The Shepherd’s Inn | Atlanta Mission, Downtown

Between night and day, between Centennial Olympic Park and the county jail, Jimmy Rivas is praying. He and his coworkers have agreed to spend one year within these walls, recovering from alcohol or other drugs. In five minutes, they will serve breakfast. The workers have been here since 4 a.m., cooking sausage and biscuits and oatmeal for roughly 230 people who slept here last night. Standing to Jimmy’s left is a man in an orange shirt. A moment ago, he stirred the oatmeal in a large vat with the joy of a child playing in a sandbox. The man in orange is 50 years old.
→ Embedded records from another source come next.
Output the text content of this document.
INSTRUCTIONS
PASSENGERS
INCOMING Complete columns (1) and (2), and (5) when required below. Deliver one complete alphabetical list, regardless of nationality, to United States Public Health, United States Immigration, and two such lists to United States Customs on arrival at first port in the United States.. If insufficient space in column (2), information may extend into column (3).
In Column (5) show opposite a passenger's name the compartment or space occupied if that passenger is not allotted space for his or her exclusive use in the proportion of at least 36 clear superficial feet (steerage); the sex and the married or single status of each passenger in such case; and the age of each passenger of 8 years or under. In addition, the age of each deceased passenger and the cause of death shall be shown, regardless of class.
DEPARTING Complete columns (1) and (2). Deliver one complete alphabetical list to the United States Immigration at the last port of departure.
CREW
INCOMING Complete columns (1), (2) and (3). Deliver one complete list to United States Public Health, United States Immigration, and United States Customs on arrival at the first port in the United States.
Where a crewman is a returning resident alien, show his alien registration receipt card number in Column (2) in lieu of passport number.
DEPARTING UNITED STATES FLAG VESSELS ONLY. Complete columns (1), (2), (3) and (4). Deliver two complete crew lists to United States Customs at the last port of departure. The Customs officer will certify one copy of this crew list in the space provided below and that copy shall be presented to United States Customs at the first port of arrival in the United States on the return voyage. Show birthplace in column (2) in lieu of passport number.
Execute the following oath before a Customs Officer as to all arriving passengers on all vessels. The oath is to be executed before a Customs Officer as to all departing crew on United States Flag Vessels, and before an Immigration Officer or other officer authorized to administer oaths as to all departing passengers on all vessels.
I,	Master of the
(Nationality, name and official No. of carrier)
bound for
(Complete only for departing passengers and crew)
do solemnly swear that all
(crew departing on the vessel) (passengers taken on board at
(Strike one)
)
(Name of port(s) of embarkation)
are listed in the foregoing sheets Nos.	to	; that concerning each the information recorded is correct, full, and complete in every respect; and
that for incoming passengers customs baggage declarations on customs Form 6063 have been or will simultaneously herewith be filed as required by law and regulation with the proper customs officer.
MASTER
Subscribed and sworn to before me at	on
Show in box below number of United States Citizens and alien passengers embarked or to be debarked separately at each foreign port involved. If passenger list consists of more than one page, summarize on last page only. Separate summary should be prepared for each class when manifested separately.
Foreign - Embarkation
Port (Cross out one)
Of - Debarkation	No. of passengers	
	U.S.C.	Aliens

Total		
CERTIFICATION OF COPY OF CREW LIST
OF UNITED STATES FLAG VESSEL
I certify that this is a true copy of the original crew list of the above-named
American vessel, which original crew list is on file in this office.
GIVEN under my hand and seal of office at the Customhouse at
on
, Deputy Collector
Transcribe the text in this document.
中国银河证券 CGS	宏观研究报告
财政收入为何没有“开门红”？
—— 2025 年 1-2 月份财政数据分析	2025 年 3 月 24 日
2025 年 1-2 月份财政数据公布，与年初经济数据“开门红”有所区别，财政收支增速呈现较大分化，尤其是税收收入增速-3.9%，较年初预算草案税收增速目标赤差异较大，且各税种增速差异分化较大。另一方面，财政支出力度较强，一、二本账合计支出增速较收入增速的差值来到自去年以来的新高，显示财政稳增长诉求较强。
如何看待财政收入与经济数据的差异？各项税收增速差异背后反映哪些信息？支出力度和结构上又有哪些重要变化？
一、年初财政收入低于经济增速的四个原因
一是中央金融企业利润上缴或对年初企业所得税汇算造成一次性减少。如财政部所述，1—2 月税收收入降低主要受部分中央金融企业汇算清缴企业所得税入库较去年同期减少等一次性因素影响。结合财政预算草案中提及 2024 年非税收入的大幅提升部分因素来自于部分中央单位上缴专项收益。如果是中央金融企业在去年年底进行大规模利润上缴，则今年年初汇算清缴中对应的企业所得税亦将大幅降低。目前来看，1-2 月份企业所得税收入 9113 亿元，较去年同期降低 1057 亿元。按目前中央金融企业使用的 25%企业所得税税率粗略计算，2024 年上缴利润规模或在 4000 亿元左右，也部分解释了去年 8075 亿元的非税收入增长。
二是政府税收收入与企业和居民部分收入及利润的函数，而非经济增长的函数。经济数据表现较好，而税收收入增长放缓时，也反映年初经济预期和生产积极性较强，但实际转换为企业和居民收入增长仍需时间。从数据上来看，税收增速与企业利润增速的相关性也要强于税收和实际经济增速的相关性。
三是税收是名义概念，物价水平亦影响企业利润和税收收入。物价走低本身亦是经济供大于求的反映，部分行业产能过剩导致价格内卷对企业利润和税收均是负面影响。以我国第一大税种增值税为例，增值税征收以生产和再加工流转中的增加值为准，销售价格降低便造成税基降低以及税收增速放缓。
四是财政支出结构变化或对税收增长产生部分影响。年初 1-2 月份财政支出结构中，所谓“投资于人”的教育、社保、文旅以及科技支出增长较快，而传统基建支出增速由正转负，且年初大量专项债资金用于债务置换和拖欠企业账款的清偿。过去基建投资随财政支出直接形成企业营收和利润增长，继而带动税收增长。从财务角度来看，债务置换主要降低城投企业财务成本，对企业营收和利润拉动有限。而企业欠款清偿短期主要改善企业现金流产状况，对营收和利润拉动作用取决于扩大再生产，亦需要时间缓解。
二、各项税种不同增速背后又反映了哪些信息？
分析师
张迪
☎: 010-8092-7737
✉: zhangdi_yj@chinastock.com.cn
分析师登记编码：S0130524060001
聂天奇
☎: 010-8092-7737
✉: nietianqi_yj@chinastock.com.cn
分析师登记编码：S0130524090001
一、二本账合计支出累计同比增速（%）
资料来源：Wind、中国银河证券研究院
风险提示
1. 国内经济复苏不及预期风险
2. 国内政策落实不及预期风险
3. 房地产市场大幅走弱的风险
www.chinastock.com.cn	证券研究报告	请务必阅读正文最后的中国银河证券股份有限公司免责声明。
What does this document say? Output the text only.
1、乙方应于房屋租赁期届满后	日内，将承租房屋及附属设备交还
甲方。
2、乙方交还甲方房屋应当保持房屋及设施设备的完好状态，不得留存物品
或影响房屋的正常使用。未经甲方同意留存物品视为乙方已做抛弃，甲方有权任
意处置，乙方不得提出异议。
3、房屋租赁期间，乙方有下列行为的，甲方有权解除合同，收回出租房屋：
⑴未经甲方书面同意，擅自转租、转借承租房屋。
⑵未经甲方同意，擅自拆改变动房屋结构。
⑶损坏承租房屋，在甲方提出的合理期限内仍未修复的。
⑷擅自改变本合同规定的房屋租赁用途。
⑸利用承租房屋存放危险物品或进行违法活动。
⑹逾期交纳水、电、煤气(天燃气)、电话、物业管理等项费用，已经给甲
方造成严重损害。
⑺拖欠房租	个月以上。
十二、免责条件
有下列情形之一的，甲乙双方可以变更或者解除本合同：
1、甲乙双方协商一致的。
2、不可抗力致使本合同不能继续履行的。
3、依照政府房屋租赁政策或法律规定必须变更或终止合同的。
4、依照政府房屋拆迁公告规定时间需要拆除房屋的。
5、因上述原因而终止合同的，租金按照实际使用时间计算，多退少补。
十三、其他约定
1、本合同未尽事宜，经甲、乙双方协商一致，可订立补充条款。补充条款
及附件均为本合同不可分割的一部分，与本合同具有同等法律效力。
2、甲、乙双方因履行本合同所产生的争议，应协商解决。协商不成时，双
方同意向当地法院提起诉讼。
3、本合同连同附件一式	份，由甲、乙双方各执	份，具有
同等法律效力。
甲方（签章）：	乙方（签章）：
He used to do cocaine back when he played the drums in a rock band. He drank a lot, beat people up, fell into ditches, passed out on the floor. They told him he was one arrest from doing hard time, so he came here and played drums in the chapel band and whipped up the oatmeal and said, “Manna from heaven! Manna from heaven!” Jimmy Rivas is still praying. He is not so free with his story as the man in orange, but in a moment, while chopping vegetables, he’ll say, “Just working hard to change me. Change my life. Better direction.” Frost covers the ground outside. In the dining room through the high windows, you can see the yellow ring of lights on the Westin Peachtree Plaza above a luminous billboard for Crown Royal whiskey. “Amen,” Jimmy says, and the metal window rolls open, and the hungry men collect their breakfast, plates clattering on the sill, and the man in orange is drinking something from a paper cup—a kale smoothie, as it turns out—and he says, “I’m pretty grateful to be here.”